The Lord commanded Jacob to go to Bethel and do what he had promised - he was to make an altar for the Lord (v1). If we think we’ll never be seduced by the world then we should read this chapter constantly. Before setting out Jacob’s household had to get rid of the foreign “gods” that they were carrying. The Lord had been nothing but gracious to these people and still they carried with them evidence of idolatry!
Thankfully the Lord is gracious even to stiff necked sinners. He extended His hand of protection so that no one came to attack the travelling clan (v5) and when they arrived in Bethel, Jacob built the altar he promised long ago. The Lord again moved full of grace and reiterated the promises he had made previously. Jacob’s new name was Israel (v10) and the Lord would bless him with nations, kings and land (v11-12).
Yet this chapter isn’t entirely full of rejoicing. As we journey verse by verse we see the reality of life and death. Rebekeh’s nurse Deborah died and was buried under an oak at Bethel (v8). Later further tragedy struck the family when Jacob’s beloved wife Rachel died as she gave birth to Benjamin (v19). Finally as Jacob arrived with his elderly father, Isaac too was called away by death (v29) and the once warring brothers buried their beloved dad.
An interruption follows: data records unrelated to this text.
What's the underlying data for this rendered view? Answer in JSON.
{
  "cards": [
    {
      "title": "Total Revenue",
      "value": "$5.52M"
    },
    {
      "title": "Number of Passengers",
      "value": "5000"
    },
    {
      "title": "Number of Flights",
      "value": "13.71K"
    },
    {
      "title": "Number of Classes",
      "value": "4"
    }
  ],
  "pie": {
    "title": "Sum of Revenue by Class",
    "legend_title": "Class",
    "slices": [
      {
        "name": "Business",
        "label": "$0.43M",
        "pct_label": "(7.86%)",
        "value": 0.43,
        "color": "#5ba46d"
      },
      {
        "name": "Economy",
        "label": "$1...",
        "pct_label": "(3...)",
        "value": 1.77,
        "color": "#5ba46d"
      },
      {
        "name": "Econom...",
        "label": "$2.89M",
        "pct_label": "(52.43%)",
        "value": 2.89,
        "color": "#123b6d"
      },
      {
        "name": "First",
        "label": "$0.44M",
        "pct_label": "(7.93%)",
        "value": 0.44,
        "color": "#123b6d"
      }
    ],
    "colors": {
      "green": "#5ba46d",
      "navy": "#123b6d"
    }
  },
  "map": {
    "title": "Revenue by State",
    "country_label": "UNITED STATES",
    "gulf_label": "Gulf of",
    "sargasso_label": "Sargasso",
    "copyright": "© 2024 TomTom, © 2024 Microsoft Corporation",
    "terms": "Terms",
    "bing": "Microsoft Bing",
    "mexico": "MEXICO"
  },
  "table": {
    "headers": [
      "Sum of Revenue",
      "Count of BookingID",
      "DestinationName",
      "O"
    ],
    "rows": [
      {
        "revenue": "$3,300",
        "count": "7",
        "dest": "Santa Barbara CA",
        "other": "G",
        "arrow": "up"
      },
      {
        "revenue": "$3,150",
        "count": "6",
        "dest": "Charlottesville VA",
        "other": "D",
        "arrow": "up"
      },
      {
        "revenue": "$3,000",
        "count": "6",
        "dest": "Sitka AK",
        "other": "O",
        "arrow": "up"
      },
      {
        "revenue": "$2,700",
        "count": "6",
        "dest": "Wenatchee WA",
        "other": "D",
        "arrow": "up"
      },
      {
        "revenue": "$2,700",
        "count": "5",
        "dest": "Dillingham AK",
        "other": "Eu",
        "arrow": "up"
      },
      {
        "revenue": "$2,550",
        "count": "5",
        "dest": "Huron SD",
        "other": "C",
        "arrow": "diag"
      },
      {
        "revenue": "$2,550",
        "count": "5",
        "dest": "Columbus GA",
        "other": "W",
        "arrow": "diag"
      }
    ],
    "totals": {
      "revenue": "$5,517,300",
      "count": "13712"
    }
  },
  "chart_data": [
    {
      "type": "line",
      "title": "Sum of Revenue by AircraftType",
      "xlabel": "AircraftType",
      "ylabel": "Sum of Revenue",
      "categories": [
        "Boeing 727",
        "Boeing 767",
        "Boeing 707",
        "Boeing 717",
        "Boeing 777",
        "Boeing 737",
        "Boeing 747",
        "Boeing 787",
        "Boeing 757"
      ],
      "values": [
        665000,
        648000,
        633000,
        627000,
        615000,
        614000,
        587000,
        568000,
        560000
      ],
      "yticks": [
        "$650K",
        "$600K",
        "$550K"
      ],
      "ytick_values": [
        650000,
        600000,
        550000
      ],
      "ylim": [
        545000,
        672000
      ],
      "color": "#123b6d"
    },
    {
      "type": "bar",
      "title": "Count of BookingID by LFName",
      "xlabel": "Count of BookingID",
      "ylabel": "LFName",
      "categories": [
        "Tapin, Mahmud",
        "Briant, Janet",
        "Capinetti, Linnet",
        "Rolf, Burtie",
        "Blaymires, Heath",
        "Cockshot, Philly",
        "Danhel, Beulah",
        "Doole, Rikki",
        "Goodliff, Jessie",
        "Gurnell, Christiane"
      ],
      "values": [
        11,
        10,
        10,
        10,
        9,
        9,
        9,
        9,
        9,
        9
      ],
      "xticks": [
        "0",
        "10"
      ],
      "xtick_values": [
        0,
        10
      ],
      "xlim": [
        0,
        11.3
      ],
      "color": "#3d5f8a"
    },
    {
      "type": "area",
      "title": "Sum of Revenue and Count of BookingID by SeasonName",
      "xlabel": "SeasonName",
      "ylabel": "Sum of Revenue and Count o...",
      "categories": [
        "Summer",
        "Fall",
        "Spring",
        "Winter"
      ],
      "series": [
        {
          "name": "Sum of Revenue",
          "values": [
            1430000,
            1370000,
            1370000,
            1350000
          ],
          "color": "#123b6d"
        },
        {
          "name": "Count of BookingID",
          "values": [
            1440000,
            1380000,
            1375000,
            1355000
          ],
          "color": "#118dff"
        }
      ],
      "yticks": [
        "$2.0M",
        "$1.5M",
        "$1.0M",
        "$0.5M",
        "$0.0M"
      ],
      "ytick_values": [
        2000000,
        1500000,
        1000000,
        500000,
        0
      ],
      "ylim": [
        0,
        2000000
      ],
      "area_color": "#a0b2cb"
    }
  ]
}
As I write these words I am reminded of what Paul would say many years after the troubles and trials of Jacob. “What then shall we say to these things? If God is for us, who can be against us? He who did not spare his own Son but gave him up for us all, how will he not also with him graciously give us all things? Who shall bring any charge against God's elect? It is God who justifies. Who is to condemn? Christ Jesus is the one who died—more than that, who was raised—who is at the right hand of God, who indeed is interceding for us. Who shall separate us from the love of Christ? Shall tribulation, or distress, or persecution, or famine, or nakedness, or danger, or sword?…No, in all these things we are more than conquerors through him who loved us. For I am sure that neither death nor life, nor angels nor rulers, nor things present nor things to come, nor powers, nor height nor depth, nor anything else in all creation, will be able to separate us from the love of God in Christ Jesus our Lord.” (Romans 8v31-35, 37-39)
The Lord doesn’t promise us an easy road but He will surely get us to the end of it. We may be stubborn and stiff necked along the way and we may cry all too often in graveyards but God remains constantly and consistently faithful. Honour Him in your life. Repay the vows you have made and reject idols of all kinds. No one compares to the God of Jacob, who all these years later remains the same. If He is for us (and He is) then who can be against us?
Q35 What is sanctification? Sanctification is the work of God’s free grace, whereby we are renewed in the whole man after the image of God, and are enabled more and more to die unto sin, and live unto righteousness.